I don't know whether Paul's and Kazunori's inspirations were the same.
I think in general though the WG has attempted to include terms that
are in wide enough use and sufficiently DNS-specific so as to be
appropriate for processing through the DNSOP WG.

> * DNS indirection (a phrase also used in the infamous iDNS
>   attack.. lookup of name leads to lookup of nameserver's address
>   nsname1/A, which leads to lookup of another nameserver's address
>   nsname2/A), etc.

I am not sure I have ever heard this term, so I can't tell whether it
ought to be included.

> * Cache (explanation of what a cache is, what it contains, how long the
>   cache may be expected to store data, whether it is strongly coupled to
>   authoritative data, etc.)

Probably the general term cache doesn't need explaining, but it's true
that 7719 has a lot of mentions of caches without saying what they
ought to have, and I'm not sure the older RFCs are too clear about

> * Chain-of-trust (in DNSSEC)

Is this a DNS-specific term?  I think it's pretty common in PK crypto,

> * Owner name (of RRs)

Already there ;-)

> * Truncated message (I feel it's important to describe it and what
>   happens due to it, as it's a commonly seen occurrence)

If you have proposed text, I can maybe see a spot for this.

> * DNS continuation (e.g., the sequence of AXFR messages)

There is a pretty exhaustive AXFR document, and this only comes up in
that context, right?

> * DNS class (what is it good for? :)

Absolutely nothing, say it again.  I offered a draft about this a
while ago and got enough push back that I gave up.  I am not convinced
that a terminology draft could tackle the definition of class in STD
13 without attempting to alter the meaning, myself.

> * Negative response - shouldn't this also include "name doesn't exist"

It does, no?  We don't reproduce the stuff to which we refer: you're
supposed to follow those referrals, just like a resolver ;-)

> * Reverse lookup - is it worth mentioning PTR here?

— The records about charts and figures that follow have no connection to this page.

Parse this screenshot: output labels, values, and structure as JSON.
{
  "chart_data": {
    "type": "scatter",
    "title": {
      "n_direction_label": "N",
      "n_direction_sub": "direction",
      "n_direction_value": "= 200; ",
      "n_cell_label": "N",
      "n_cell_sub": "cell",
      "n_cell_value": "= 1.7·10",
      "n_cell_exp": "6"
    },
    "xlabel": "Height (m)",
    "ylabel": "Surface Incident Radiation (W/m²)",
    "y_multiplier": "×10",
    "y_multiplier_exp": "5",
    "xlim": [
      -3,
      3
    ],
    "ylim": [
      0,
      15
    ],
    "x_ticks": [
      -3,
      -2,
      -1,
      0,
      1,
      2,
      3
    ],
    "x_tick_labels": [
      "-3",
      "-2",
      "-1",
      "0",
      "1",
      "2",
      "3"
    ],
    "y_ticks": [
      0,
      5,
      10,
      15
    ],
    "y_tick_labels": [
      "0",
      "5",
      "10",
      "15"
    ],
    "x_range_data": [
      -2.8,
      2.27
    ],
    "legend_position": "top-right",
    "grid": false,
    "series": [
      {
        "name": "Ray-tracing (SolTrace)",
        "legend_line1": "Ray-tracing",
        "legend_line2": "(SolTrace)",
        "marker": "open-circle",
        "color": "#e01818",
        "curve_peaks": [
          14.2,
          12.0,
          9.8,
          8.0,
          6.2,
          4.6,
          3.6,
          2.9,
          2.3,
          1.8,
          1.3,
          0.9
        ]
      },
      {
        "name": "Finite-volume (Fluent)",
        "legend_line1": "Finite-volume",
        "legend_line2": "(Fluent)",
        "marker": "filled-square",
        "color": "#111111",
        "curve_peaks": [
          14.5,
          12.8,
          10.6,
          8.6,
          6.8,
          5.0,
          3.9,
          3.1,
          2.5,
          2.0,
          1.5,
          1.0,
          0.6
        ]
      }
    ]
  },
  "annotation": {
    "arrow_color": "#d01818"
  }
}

> * Occluded name - This is not limited to DNS UPDATE and introduction of
>   DNAME. It _can_ also occur via regular zone loading process, if the
>   parser allows non-address "glue" (the wider use). I think it isn't
>   strictly specified that such occluded records should be rejected
>   during zone load.

This sounds like a somewhat wider definition.  I'd like to see text
and strong WG support before it gets included.